Written by Mae Adams Shirley, M.S., M.A.
When the F-Word Became Bad // Mae Adams Shirley, M.S., M.A.
Photo from google.com
I remember the first time it happened to me. I was participating in a group activity in one of my graduate classes- you know the type- in which all the students were asked to stand in a single, file line on one end of the room. The professor told us that this would be a game about identity and she proceeded to list different cultural, ethnic, religious, gender, etc. identity markers to consider as descriptions for ourselves as students. She asked students who identified as male to step forward, and then students who identified as racially diverse, and down the list. After each identity, she left ample time for students to take a step forward, separating themselves from the rest of the group. After each identity she listed, she would ask the students to turn around and face the rest of the class still standing in the line where they began. She encouraged them to consider what it felt like to no longer be a part of the single, file line that had once contained the entire class.

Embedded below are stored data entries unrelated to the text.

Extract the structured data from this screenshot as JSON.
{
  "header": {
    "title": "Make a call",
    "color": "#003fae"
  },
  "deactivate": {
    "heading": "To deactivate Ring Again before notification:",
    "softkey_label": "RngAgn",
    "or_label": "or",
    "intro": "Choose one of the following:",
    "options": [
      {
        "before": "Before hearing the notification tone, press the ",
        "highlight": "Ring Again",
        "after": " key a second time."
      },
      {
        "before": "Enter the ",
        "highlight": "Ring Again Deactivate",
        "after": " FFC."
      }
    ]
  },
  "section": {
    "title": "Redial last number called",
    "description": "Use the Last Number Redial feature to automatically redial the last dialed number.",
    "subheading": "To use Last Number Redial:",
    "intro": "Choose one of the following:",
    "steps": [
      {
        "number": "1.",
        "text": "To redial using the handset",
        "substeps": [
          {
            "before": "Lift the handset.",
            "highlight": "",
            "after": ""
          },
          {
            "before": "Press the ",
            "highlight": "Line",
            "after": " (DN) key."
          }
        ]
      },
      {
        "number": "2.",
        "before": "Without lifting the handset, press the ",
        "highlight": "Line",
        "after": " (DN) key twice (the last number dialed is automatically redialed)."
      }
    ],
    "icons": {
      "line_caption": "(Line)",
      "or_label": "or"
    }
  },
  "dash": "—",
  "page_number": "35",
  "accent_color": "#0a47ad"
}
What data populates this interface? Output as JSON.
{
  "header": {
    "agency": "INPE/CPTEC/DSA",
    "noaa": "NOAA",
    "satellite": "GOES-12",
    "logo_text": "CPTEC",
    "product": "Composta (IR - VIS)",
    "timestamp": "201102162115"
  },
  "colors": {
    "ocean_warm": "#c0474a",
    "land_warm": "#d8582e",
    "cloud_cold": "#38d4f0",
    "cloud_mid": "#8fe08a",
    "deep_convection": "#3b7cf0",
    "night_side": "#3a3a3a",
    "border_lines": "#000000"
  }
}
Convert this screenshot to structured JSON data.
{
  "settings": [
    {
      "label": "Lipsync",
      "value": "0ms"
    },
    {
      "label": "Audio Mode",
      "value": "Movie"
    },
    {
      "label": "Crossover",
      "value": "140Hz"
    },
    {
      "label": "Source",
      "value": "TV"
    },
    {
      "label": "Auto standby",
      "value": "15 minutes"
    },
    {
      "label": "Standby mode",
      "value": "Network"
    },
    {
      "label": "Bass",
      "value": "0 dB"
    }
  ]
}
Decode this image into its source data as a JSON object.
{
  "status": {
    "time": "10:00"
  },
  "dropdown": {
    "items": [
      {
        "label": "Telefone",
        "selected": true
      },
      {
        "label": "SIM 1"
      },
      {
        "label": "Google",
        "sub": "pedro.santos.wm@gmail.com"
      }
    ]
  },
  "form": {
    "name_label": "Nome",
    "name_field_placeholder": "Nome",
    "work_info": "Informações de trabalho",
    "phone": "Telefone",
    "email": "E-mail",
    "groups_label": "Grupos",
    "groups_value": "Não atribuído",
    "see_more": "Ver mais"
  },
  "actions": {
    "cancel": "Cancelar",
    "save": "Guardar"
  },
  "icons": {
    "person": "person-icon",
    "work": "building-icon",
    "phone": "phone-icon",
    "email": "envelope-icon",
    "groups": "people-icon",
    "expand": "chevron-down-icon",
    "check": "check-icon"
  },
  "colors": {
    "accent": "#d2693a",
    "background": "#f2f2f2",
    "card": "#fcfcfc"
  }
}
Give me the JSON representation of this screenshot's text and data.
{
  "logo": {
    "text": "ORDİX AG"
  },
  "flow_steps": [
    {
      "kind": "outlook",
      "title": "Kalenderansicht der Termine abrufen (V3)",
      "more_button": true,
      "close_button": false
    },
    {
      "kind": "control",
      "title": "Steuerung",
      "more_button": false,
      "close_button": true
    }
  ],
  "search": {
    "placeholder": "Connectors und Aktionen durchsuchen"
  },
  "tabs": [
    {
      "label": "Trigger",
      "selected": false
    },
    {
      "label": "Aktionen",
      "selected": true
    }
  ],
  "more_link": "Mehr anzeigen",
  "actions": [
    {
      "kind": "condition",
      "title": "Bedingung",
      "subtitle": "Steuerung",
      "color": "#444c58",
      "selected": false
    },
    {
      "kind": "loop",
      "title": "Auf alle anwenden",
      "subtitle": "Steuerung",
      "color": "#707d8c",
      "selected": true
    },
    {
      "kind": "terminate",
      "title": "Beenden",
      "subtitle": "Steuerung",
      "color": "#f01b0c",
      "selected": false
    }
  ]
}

…I’m sure you can see where this is going. I could, too. I waited, with great anticipation, for the professor to call the one identifying marker that I had been waiting for: Feminist. Finally my moment had arrived! When she asked all the students who identified as feminists to step forward, I proudly broke free from the line and stood emphatically in my new place in the room. I expectantly turned around, excited to see my sisters rallied around me in what I assumed would be our united self-definition. But to my shock (and horror?) I turned around to find that I was the only female standing outside of the single, file line of my classmates. To their credit, I was joined by a few of my male colleagues, and this did not go unnoticed. But where were all the women? Confused and somewhat embarrassed, I faced the professor.
“What’s the problem, Mae?” she asked me.
I was speechless. This was my very first semester of my doctoral studies. Did I really want to out myself as a feminist in a room full of women who clearly did not identify as such? Would doing so throw me under the metaphorical bus that was sure to lead to my demise as a competent student in my new graduate school career? I stood there for what felt like 20 minutes without any words available to me. Awkwardly, I finally squeaked, “I…I guess I’m just surprised. Where are all the women?” I looked back at the faces of a few of my male colleagues, who now looked at me with what appeared to be some combination of pity and perplexity. I looked again at my classmates still standing in the single, file line on the other side of the room and asked- this time with more confidence- “Why didn’t you come forward, too?”
The answers started pouring out between stammers and pauses. One female classmate said that she did believe in the equality of women and men, but she didn’t like the word ‘feminism’ because “of what it represents.” She went on to explain that she and I probably shared the same ideals, but because of her negative association with this word, she simply couldn’t use it to identify herself. Students nodded, agreeing with her. Another female colleague asked, “Why do I have to call myself a ‘feminist,’ if I believe in the rights of women? Do I have to use that word?” More nods. My face grew hot. More rationalizations from my classmates. More reasons why the word ‘feminism’ is “too strong.” More my wanting to disappear in thin air.
Flash forward 2 years later- and I am happy to testify that I did survive this uncomfortable experience as a lowly first year PsyD student. Never did I forget, however, the impact that this experience had on me. Coming from the notoriously conservative southern United States, I had assumed that I would be among theoretically like-minded peers in my new home of Oregon. It had not occurred to me that well into the 21st century I would be faced with the question of whether or not using the word feminist was an acceptable concept in any circle, much less in a graduate training program.
When we fail to teach our sons and daughters about the true meaning of the word Feminism, we do much more than simply perpetuate misconceptions about the ideals that this word entails. Pop culture and the misrepresentation of Feminism in media is more than ready to illicit false portrayals of Feminism that conjure up images of bra burning, angry, man-hating women with an agenda to take over the world. (Hear me roar!) But these misunderstandings of the notions of Feminism have done more than simply create a caricature of the type of woman who would dare call herself a feminist in 2015. I would suggest that the result of our generational smearing of the word Feminism has had a dire impact on our daughters (and sons). We’ve managed to teach entire generations that the F-word has new meaning, rooted in outdated and misconstrued representation of its original intent.
If you haven’t, I would encourage you to take back the reigns of your understanding of the word Feminism. Research the different waves of this social justice movement that have propelled us forward through the years. Do your own studying of Feminist concepts. Ask questions. Be brave enough to stand outside the single, file line with the rest of your colleagues. Let’s take back Feminism and educate ourselves about why it really isn’t the new, bad F-word.